Ahhh processor things... I think I don't have any false sharing issue in this code, expect for the queue itself of course. But items in the queue can be up to let's say 10.000 and get dequeued at not so fast rate, so I don't expect that performance drop. Splitting up to ply=2 instead of ply=3 reduces queue elements (and hence a possible false sharing problem), but performance doesn't go up...


Natl.
syzygy
Posts: 5786
Joined: Tue Feb 28, 2012 11:56 pm

Re: An altenative perft() initial FEN.

Post by syzygy »

xmas79 wrote:Up to 4 cores performance could be acceptable (even if a 3.3x is not as 4x), but, seriously men, 357% with 8 cores is really ridiculous. As already said, I suspect it's a Hyperthreading problem, waiting to see if other people noticed something similiar...
Since you mention hyperthreading, you probably have an intel cpu. In that case it is very unlikely you have 8 cores. You most likely have 4 cores with HT, which means 4 logical hardware threads. It is expected that 8 hyperthreads only go a bit faster than 4 threads on a 4 core cpu.
Ahhh processor things... I think I don't have any false sharing issue in this code, expect for the queue itself of course.
Assuming you don't write into the queue after creating it, there can be no false sharing there. The only thing you share is the atomic counter for picking the next element in the queue (or a mutex or spinlock for accessing and incrementing the counter if you don't use an atomic increment). As you said this shouldn't be an issue as the number of elements in the queue is very low compared to the total number of visited nodes.
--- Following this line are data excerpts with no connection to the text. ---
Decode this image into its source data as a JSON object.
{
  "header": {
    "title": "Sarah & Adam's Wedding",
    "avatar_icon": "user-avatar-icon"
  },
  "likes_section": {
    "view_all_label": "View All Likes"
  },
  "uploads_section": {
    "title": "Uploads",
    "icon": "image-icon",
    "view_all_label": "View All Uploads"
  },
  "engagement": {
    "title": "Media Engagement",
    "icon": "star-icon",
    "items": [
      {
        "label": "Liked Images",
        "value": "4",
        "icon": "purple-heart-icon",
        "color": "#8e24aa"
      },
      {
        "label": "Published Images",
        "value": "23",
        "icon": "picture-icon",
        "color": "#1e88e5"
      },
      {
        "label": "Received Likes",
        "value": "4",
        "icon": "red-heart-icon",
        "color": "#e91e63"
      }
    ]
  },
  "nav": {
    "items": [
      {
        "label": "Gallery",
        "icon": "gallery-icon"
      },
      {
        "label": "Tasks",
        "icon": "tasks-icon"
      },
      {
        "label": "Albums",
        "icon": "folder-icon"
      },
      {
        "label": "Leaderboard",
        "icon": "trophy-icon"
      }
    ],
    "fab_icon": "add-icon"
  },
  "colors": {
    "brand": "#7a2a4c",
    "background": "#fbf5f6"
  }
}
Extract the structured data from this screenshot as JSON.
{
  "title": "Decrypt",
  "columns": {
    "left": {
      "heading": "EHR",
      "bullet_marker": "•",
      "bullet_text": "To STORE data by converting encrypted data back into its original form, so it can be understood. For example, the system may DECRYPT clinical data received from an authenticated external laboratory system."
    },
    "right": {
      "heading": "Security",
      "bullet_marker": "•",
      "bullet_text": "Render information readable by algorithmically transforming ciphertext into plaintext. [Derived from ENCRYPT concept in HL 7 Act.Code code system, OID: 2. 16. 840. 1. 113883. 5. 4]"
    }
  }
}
Of course not sharing anything else does not mean there is no false sharing.
xmas79
Posts: 286
Joined: Mon Jun 03, 2013 7:05 pm
Location: Italy

Re: An altenative perft() initial FEN.

Post by xmas79 »

syzygy wrote:Since you mention hyperthreading, you probably have an intel cpu. In that case it is very unlikely you have 8 cores. You most likely have 4 cores with HT, which means 4 logical hardware threads.
xmas79 wrote:...This is all on my quad-core Core i7-3630QM@2.40GHz...
xmas79 wrote:...(CPU have 4 cores with HT)...
syzygy wrote:It is expected that 8 hyperthreads only go a bit faster than 4 threads on a 4 core cpu.
What I already suspected (and then confirmed).
syzygy wrote:Of course not sharing anything else does not mean there is no false sharing.
This is far less obvious in my opinion. If I write a multithread program that have zero global/shared variables among treads (and cache-aligned variables) I think false share is absent too. Am I wrong?